На самой большой из четырех фотографий были запечатлены родители Валентина, Сергей и Ирина, в день свадьбы. Оба они широко улыбались в объектив фотоаппарата. Это была любимая фотография Валентина—ни разу в жизни он не видел отца таким счастливым. По возрасту Ирина годилась Сергею в дочери, но было видно, что она от всей души любила своего мужа. Они прекрасно смотрелись вместе: Сергей – высокий, светловолосый, с проницательным взглядом, и Ирина – миниатюрная, стройная балерина, с забранными в пучок темными волосами. Валентин ни разу не видел, чтобы его мать сделала какое-то неловкое движение. Она была грациозна и изящна и на сцене Большого театра, и в саду их большой дачи в Жуковке.

На последней фотографии была запечатлена одна мать. Ирина, дочь сельского плотника и его неграмотной жены, выглядела как настоящая принцесса в кружевной пачке Авроры в «Спящей красавице».

Валентин жил в этой квартире вот уже десять лет, время от времени уезжая в заграничные командировки. Единственное, что могло бы заставить Валентина добровольно покинуть эти уютные стены, было продвижение по служебной лестнице – высокопоставленным партийным чиновникам полагались более роскошные апартаменты… Валентин мечтал о карьере с детских лет.

Он всегда был законопослушным мальчиком: и пионером, и когда в четырнадцать лет вступил в комсомол. Лишь единицы нарушали общие правила. Валентин хорошо помнил, как у него в школе ребята издевались над двумя учениками, чьи родители ходили в церковь. Жизнь несчастных детей была невыносимой. Вскоре, однако, эти двое перестали ходить в школу. Через некоторое время Валентин узнал, что всю их семью выселили из Москвы куда-то на север.

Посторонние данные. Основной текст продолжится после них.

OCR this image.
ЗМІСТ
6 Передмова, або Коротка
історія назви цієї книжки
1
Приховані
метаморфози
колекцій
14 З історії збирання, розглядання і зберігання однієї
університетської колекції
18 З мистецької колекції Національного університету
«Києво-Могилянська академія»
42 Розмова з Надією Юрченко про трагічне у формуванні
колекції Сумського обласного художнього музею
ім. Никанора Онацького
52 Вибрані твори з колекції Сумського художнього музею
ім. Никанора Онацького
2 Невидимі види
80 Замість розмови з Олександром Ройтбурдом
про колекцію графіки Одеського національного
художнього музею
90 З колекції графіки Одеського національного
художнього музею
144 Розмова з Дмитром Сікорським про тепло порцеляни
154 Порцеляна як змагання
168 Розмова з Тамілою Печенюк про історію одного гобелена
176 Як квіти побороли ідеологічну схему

Валентин Соловский окончил факультет международного права МГИМО, после чего провел в качестве младшего офицера несколько месяцев на военных сборах в полку спецназа под Рязанью. На знамени полка был начертан лозунг: «Будь готов пожертвовать собой ради социалистической родины!», и солдаты стремились во всем следовать этому лозунгу. Они беспрекословно выполняли любые приказы офицера, зачастую рискуя при этом жизнью. Вскоре выпускники института стали специалистами не только в международном праве, но и в стрельбе, метании гранат, угоне автомобилей и самолетов. Солдаты жили в тесных, темных казармах, дни и ночи проходили в боевой подготовке. Сразу же после подъема начинались учения, потом – после небольшого обеденного перерыва – упражнения продолжались. Каждое воскресенье отличившимся давали увольнительную – они имели право погулять по городу. Домой никого не отпускали. Впрочем, было одно исключение: у одного из солдат умер близкий родственник, и он получил трехдневный отпуск, чтобы съездить на похороны.